There are interest rates going crazy, AI hype, wars going on, visa rules changes, tariffs and trade wars.
Offshoring seems like a silly explanation in current global situation, there probably is some still but I don't believe anyone is risking having employees in Elbonia.
The story that all the US tech jobs disappeared and got replaced by offshore simply isn’t what happened.
At the same time, the economy at large didn't seem to change very much.
Why did this happen?
What is happening now is the unwinding of the above. Now its:
Higher rates + AI + too many SWEs (bootcamps and over-hiring) = Busting economy
I think what we are in right now is more the norm and the post covid boom was an exception.
One more factor to add to the equation...when everyone went remote during COVID, all brick-and-mortar businesses had to quickly move to conducting their businesses online driving demand for SWEs.
Company wanting to hire essentially has two options: (1) hire from the pool of fresh candidates coming out of the Universities, (2) hire people who are already employed.
This means that to inflate the numbers of software engineers on the market you also have only two options: (1) have the Universities start to somehow exponentially produce the number of software engineers which the market could not amortize, (2) let go a substantial number of software engineers who now (in between 2020-2025) all of the sudden cannot find a new job anymore
(1) is a non-sense and for (2) to take place market needs to stagnate, which is what is happening. Reasons are manyfold.
The big AI companies don't really have high head counts, and the boom started somewhere before AI got taken seriously.
Was it just that there was access to cheap money thanks to covid era cash rates during that time?
I'm a c++ dev, with excellent senior tests, but low experience, and no degree in France. 3 years without a job.

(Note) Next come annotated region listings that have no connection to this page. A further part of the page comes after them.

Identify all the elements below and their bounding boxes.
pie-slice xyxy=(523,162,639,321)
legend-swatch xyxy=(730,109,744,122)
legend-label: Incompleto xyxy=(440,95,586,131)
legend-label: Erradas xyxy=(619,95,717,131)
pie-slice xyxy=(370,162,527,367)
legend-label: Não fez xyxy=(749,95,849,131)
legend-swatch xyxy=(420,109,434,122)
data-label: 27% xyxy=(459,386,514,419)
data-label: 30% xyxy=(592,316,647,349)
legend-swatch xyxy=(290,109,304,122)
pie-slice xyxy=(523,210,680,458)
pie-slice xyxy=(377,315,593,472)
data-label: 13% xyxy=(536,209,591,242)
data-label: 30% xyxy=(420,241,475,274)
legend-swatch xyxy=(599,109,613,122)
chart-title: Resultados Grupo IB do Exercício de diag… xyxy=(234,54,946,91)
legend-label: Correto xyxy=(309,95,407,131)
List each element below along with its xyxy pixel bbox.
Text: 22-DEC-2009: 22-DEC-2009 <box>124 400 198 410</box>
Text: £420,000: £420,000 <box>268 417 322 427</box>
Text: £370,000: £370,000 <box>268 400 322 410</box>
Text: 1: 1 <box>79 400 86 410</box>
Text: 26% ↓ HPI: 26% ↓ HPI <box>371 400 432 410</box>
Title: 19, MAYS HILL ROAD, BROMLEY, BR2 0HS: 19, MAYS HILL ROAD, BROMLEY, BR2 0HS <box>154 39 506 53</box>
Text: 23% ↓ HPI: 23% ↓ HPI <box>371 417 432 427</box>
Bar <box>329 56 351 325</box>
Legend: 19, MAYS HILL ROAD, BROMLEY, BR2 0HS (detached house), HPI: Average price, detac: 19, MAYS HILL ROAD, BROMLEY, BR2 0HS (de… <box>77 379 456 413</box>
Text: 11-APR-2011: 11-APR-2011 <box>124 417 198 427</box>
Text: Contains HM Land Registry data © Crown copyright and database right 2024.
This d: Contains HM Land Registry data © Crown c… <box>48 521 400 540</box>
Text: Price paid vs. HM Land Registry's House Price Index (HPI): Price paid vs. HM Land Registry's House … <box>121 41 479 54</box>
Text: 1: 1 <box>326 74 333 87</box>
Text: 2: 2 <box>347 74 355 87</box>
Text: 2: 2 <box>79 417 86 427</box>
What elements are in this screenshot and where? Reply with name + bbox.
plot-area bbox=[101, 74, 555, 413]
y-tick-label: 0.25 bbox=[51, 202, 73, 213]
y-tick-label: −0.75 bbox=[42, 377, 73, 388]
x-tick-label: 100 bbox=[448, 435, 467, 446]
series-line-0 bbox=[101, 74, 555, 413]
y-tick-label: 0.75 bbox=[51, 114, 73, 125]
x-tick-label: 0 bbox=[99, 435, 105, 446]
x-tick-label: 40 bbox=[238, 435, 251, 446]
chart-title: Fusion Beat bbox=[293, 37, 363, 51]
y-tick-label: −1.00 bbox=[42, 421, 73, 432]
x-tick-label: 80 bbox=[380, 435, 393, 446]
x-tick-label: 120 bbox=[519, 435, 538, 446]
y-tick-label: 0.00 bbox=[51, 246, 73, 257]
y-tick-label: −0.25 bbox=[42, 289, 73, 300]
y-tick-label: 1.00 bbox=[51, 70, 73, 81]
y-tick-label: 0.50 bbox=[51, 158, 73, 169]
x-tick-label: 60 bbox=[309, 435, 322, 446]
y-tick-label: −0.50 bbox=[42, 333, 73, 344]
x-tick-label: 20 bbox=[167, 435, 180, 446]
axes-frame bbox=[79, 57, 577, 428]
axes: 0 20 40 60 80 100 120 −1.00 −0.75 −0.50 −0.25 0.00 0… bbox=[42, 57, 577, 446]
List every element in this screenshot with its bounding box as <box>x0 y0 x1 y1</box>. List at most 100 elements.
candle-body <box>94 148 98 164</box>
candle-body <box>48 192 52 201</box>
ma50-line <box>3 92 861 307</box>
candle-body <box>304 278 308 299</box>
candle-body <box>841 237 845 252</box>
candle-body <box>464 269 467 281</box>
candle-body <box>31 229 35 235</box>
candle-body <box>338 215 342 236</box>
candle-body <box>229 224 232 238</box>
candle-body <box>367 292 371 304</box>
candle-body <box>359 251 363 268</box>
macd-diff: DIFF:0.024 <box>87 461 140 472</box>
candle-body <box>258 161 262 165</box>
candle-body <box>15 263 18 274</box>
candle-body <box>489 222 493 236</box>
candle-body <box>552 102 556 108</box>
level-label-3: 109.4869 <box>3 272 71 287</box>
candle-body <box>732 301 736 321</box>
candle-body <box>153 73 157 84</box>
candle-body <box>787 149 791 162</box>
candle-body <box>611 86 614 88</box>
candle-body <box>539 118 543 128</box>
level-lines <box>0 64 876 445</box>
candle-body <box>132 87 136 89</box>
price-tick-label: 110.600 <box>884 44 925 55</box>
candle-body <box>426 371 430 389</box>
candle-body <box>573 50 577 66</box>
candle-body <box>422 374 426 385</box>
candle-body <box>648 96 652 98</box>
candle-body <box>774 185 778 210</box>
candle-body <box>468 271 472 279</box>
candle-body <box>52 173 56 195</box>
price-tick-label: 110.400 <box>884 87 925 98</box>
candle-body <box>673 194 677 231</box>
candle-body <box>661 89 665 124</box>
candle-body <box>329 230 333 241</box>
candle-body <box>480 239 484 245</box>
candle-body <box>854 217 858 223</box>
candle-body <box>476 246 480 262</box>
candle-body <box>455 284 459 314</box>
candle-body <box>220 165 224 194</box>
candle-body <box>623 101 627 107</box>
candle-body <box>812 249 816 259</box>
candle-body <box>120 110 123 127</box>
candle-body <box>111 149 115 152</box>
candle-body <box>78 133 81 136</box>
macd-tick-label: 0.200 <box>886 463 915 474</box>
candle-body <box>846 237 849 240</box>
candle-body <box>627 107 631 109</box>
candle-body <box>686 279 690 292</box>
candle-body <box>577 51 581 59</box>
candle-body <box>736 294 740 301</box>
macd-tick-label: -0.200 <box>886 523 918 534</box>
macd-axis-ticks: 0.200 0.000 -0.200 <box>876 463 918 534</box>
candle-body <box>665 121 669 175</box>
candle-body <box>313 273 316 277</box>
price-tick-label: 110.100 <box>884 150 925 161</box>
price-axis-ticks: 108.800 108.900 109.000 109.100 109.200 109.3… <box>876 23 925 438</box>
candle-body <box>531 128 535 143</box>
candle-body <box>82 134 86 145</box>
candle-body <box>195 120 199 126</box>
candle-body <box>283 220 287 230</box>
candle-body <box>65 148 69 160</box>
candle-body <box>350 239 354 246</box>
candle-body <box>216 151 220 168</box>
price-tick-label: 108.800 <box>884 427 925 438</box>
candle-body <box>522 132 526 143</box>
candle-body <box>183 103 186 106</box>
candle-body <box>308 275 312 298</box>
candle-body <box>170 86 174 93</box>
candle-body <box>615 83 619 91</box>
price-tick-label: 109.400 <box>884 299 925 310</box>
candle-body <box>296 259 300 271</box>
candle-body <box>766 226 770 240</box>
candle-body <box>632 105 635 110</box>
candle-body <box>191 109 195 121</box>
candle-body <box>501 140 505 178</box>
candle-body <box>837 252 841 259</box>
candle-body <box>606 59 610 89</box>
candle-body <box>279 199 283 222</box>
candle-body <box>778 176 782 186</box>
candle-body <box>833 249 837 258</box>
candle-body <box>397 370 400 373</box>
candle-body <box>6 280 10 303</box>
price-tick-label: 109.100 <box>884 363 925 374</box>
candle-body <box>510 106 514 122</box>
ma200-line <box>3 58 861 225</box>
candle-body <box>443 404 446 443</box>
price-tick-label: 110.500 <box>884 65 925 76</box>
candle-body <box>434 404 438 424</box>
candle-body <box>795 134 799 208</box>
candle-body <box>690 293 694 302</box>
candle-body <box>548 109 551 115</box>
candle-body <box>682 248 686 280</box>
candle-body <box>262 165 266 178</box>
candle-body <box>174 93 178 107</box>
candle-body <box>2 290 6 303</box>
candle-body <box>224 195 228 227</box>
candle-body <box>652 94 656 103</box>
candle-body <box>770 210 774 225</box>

I yearn for a new pandemic.
Fortunately, I learned how to live without a job, found other things to do and how to live a life. Welfare is generous, and I have good savings.
Honestly I don't really want to work in software anymore. If there is a job offer and recruiters are calling me, I answer and I accept.
But I'm not applying to all positions I can see and I won't run after them.
Oh to be French
YMMV but that’s coming from a guy who writes in at least 3 languages at current $dayjob.
“Oh, you know 12 ways to initialize a value in C++? That’s cute”
TL;DR - at least in my little bubble, the C++ systems engineer market has been consistently hiring people, though good engineers are hard to find.
And then 1x developer comes and rewrites it to actually work.
It’s more like the 1x developer gets frustrated and defensive, and shows the 5 stages of grief, try using AI and finds all the reason why it’s bad. Then goes ahead and refactors everything and breaks production.